L'Echo de la Fabrique : 1 décembre 1833 - Numéro 48

Nous insérons la lettre suivante que nous ont adressée MM. les maîtres charrons. – Nous attendons, pour donner les observations que cette lettre nous a suggérées, que MM. les ouvriers nous aient donné leur réplique, pour laquelle ils nous ont demandé place dans nos colonnes.

AU RÉDACTEUR.

Monsieur,

Dans l’intérêt de la vérité, de la justice, nous vous prions d’insérer dans votre prochain numéro la présente lettre.

Nous avons tous été peinés de la tournure que l’on a donnée à notre démarche auprès de M. le maire ; voici les faits tels qu’ils se sont passés. Nous n’avons point accusé les ouvriers charrons de complot politique ; la plupart d’entre nous ne connaissent et ne se mêlent jamais de gouvernement ; notre visite a eu pour unique but de demander liberté pour tous, et de réclamer assistance de l’autorité en faveur des ouvriers qui, comprenant mieux leurs intérêts, voudraient travailler en sûreté. D’après cette déclaration, vous voyez, monsieur le rédacteur, que ce n’est point une dénonciation, ainsi qu’on a semblé l’insinuer.

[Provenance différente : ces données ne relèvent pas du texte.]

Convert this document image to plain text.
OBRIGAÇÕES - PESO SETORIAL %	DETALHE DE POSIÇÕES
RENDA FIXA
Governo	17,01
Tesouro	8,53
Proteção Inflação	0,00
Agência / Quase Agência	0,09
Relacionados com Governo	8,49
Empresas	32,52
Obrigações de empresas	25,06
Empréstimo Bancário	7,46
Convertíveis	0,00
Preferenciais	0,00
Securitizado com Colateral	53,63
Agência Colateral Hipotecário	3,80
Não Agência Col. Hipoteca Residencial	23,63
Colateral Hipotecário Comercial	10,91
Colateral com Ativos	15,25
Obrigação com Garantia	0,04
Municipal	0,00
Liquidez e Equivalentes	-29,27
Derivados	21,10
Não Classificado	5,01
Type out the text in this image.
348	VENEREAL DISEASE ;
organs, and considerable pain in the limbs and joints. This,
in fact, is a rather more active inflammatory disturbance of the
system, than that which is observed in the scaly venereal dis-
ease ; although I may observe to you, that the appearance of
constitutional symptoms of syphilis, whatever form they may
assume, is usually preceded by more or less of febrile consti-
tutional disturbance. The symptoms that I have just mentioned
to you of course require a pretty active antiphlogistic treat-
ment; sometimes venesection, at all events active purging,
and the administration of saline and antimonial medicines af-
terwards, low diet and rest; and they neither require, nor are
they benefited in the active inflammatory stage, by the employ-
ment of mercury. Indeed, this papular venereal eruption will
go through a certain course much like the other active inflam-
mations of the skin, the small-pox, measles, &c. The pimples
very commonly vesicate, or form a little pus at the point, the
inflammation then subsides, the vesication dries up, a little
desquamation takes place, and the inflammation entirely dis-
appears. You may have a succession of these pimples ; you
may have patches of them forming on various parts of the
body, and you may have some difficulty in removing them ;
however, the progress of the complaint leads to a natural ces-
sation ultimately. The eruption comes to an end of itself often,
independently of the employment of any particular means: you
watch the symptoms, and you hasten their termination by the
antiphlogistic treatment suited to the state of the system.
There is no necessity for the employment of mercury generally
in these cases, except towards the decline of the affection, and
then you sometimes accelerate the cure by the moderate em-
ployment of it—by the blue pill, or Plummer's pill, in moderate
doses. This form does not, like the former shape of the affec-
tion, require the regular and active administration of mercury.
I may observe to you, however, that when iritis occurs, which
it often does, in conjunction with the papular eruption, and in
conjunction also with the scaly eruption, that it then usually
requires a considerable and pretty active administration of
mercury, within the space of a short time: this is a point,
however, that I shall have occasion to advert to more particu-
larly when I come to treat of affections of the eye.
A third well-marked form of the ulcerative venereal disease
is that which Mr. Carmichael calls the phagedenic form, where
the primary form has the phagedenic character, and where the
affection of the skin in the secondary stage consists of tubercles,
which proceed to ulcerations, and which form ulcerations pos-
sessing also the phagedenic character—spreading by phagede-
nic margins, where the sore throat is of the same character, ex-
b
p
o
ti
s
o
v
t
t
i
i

Nous allons mettre sous vos yeux la position des ouvriers et la nôtre : ici, la tâche est facile à remplir.

Presque tous, nous avons fait notre tour de France ; les mêmes maux, nous les avons endurés ; seulement, c’était la privation de travail qui causait les nôtres, et pourtant le prix de nos journées était généralement moindre ou au plus égal à celui du moment actuel, la nourriture était presque toujours plus chère que pendant les deux années qui viennent de s’écouler. Il est un conseil de père que nous adressons à nos ouvriers ; ce serait de quitter cette habitude qu’ont la plupart de faire le lundi ; ils y trouveraient une double économie, celle de la journée perdue et celle d’une dépense ordinairement plus forte ce jour-là ; nous croyons de plus que leur moralité y gagnerait quelque chose.

Ainsi, monsieur le rédacteur, nul ne peut mieux que nous connaître la position de l’ouvrier, puisqu’elle a été la nôtre et qu’elle sera la leur dès le jour où ils deviendront maîtres à leur tour. C’est alors qu’ils verront mieux notre position, nos responsabilités et nos devoirs envers l’ouvrier ; enfin ils reconnaîtront que leur intérêt est lié au maître par un si grand rapprochement, que la distance en est des plus petites.

On a annoncé que nous faisions des bénéfices énormes ; ici il y a ignorance totale des faits : sur environ soixante-dix maîtres charrons qui exercent à Lyon et dans ses faubourgs, il serait difficile d’en citer plus de huit ou neuf qui aient acquis une honnête aisance ; mais en [5.2]revanche, on en compte vingt-cinq qui ont fait la triste expérience que les bénéfices à réaliser n’étaient pas énormes, puisqu’ils ont été contraints de fermer boutique. Neuf d’entre eux travaillent encore dans nos ateliers, et nous vous prions d’observer en passant que ce sont eux qui tiennent le plus à l’opposition.

Nous faisons remarquer qu’il y a eu erreur dans l’évaluation des journées ; des charrons peuvent gagner, soit aux pièces, soit à la journée, depuis 2 fr. 50 c. jusqu’à 4 à 5 fr., en proportion de leur activité et de leurs talens. Ainsi, en n’admettant pas les prétentions de nos ouvriers, nous pensons que personne ne nous taxera d’égoïsme ou de mauvaise volonté. Ces messieurs savent aussi bien que nous (et c’est là une raison pour que l’accord, qui a duré jusqu’à présent entre nous, se continue), ils savent, dis-je, que nous avons à soutenir une double concurrence : celle des environs, pour le gros charronnage, et pour la carrosserie, et celle de Genève, qui, pour utiliser ses produits, se sert de la voie de la contrebande.

Avant de terminer notre exposé, M. le rédacteur, nous faisons connaître que le sort de nos ouvriers ne nous a jamais été indifférent ; car antérieurement quelques-uns de nous avaient fait la proposition d’une souscription entre maîtres, dont le produit serait destiné à faire apprendre à nos ouvriers la lecture, l’écriture, les droits et les devoirs du citoyen.

Nous formons des vœux pour que l’accord se rétablisse, nous proposons même de nommer cinq membres chargés d’empêcher les injustices ou les diminutions de salaire.

Nous désirons qu’on trouve dans nos explications franches et toutes bienveillantes le gage d’une paix que nous désirons tous.

Recevez, M. le rédacteur, nos salutations sincères.

(les délégués de tous les maîtres charrons de la ville et des faubourgs.)